“When her fiancé Rob breaks off their engagement for the third time, Viv does what any girl would do – she Googles heartbreak. Confronted by tales of misery, she decides to set-up her own self-help website for the broken-hearted. But as Viv passes through the three essential stages of grief (denial, vodka, disastrous haircut), she becomes determined that it’s not too late to try and get Rob back. When things get out of hand after a drunken declaration of love at an extremely inappropriate moment, Viv’s scruffy, tequila-swilling best friend Max is there to pick up the pieces. Viv starts to realise that maybe the real thing has been under her nose all this time, and now – one ex and a massive error of judgement later – she has to face the question: What’s the craziest thing you’ll do for love?”

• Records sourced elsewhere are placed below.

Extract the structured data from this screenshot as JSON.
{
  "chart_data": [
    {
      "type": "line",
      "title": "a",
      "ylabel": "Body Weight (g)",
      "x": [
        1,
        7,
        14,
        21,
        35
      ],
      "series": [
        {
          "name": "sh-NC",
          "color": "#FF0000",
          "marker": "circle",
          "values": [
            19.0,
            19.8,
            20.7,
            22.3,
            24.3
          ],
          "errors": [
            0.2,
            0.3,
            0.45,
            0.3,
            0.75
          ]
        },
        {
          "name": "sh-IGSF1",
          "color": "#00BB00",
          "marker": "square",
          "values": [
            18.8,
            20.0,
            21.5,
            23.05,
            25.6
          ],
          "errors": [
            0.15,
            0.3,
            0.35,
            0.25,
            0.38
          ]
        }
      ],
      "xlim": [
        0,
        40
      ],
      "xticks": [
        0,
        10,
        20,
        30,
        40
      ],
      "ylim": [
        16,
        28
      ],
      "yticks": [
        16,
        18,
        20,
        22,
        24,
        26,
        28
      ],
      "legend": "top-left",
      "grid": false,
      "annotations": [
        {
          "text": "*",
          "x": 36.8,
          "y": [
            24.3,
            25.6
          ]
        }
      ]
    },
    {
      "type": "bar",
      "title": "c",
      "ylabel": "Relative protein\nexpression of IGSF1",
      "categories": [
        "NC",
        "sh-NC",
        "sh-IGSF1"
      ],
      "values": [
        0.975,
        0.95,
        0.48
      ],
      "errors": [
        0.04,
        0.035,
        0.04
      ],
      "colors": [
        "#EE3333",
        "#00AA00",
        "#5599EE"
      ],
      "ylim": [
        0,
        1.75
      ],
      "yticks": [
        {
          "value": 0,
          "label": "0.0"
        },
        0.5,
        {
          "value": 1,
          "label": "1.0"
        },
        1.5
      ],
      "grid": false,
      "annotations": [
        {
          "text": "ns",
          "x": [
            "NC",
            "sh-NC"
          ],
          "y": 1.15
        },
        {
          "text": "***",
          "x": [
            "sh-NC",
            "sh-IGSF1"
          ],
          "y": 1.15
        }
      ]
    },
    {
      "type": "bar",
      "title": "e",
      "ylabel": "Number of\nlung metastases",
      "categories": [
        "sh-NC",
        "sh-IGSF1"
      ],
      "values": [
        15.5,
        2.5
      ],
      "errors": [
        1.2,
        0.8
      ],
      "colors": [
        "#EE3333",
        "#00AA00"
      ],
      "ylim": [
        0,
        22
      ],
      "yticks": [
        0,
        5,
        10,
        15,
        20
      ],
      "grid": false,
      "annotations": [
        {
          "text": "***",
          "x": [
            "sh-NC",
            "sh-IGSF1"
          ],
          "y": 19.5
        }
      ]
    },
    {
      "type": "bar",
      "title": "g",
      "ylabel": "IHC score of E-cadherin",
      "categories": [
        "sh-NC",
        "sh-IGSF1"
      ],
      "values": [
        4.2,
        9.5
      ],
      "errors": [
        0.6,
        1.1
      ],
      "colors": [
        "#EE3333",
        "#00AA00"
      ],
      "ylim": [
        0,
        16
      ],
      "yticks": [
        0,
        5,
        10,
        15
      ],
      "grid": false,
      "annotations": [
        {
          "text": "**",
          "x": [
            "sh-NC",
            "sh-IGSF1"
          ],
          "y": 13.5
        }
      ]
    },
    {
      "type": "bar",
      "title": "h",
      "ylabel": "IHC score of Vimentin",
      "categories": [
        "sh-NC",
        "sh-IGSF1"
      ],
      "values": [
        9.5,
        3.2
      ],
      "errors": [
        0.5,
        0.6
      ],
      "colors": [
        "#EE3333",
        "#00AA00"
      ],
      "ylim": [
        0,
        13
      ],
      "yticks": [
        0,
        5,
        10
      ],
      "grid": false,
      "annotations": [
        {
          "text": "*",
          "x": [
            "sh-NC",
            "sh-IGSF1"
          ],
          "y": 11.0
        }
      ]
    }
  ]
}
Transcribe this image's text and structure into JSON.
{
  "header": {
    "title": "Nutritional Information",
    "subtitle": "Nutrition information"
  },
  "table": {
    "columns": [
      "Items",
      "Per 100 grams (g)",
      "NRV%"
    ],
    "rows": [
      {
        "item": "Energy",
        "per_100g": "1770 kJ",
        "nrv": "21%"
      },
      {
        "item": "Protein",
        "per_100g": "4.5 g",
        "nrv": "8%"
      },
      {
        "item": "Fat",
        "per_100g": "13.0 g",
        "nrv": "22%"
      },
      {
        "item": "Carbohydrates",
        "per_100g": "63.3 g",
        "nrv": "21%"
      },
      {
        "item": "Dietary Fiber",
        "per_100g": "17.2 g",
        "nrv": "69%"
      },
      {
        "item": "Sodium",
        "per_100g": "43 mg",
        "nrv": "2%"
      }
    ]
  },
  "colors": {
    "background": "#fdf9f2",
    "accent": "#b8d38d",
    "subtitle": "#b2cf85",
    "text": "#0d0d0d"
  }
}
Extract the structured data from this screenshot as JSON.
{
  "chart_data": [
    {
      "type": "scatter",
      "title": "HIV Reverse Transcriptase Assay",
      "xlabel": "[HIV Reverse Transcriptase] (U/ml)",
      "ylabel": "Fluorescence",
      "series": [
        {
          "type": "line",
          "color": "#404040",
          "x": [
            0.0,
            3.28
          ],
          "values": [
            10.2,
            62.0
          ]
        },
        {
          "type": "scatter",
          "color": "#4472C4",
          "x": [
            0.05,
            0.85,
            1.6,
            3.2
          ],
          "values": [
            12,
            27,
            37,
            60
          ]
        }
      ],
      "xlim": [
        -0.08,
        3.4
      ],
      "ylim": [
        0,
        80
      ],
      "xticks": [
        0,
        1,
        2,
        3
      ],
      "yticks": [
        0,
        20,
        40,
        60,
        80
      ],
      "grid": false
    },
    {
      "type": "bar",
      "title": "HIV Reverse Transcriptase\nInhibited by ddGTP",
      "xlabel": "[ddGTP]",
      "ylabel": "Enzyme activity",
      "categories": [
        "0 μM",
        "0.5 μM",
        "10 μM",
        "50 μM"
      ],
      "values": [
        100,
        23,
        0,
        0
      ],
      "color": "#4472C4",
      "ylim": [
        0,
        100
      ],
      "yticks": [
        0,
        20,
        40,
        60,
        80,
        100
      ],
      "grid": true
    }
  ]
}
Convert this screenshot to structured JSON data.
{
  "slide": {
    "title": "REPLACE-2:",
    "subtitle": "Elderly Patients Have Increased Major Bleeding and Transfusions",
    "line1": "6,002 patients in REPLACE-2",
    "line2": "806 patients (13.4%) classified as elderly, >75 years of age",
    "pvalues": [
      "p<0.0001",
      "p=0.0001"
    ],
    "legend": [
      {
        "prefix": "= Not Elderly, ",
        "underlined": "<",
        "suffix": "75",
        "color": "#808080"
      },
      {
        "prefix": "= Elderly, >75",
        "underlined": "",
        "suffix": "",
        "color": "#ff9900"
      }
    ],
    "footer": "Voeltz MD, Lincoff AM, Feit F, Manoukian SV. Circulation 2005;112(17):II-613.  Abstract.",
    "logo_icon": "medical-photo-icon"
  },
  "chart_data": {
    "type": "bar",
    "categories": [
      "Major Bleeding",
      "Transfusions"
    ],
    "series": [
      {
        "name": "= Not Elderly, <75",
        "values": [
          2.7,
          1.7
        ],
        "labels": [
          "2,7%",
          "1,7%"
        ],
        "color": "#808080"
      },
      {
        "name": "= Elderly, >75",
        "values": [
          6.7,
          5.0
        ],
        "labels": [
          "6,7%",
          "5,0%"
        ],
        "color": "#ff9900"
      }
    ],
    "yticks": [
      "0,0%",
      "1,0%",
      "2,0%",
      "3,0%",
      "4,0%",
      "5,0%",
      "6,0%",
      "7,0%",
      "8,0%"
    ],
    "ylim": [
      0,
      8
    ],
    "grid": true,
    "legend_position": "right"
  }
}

At the start of Never Google Heartbreak, Viv Summers’ hopes are high. She’s about to marry her handsome boyfriend Rob after two false starts and everything is booked and organised. But then deja vu strikes when he announces he can’t go through with it – for the third time. Determined to shock him into finally making it down the aisle, Viv breaks it off and moves out. But what starts out as a tactical plan ends in heartbreak when she realises that Rob has already got a new girlfriend and – horror of horrors – there’s suddenly a flashy engagement ring on her third finger… Suddenly, a temporary break has become a permanent lifestyle choice and all of Viv’s plans to prise him away from his new, beautiful girlfriend end in misery. The rest of her life isn’t going too well either – her job is going down the pan, and her grandmother, who basically raised Viv due to her noncommittal, absent parents, is starting to experience ill health.
As Viv tries everything she can think of to get Rob back – including trying to make him jealous by attending a wedding they’ve both been invited to with her friend Max – she’s working on hernew website, Never Google Heartbreak, which offers break-up and relationship anecdotes for newly-single singletons worldwide. Each chapter starts with a great selection of quotes on different topics, like ‘Top Tips to Look Your Best’, ‘Ten Dos and Don’ts to Impress Your Ex’ and ‘What Women Want’. But things take a turn when things suddenly happen between her and Max and feelings she’s never noticed start to surface, and they take their friendship to the next level. Everything’s looking up for Viv, until Rob comes back onto the scene, and Max disappears. Things at work and with Viv’s grandmother get even worse, and everything comes to a head when Viv realises for once and for all that she doesn’t want to be with Rob. She wants to be with Max. But he’s nowhere to be seen…
Never Google Heartbreak is, like all other books in the same genre, slightly predictable in its formula. But with unique new components – like the website, Max’s disappearance and Viv’s PR campaign to get him back – Emma Garcia gives chick-lit a refreshing new twist. It’s genuinely hard to tell what’s going to happen towards the end and I found myself racing to get there and find out what happens. Heartbreak is a well-known subject amongst most of the public and Viv is a relatable, friendly character the reader can sympathise with. The book ended very well but I’d love to see a Max-and-Viv centred sequel, as Max is a complex, interesting character we don’t quite get to the bottom of. More, please, Emma Garcia! (And an Où est Max t-shirt I can wear, if you please. I think we all need a little more Max in our lives.)
Many thanks to Hodder & Stoughton for the review copy.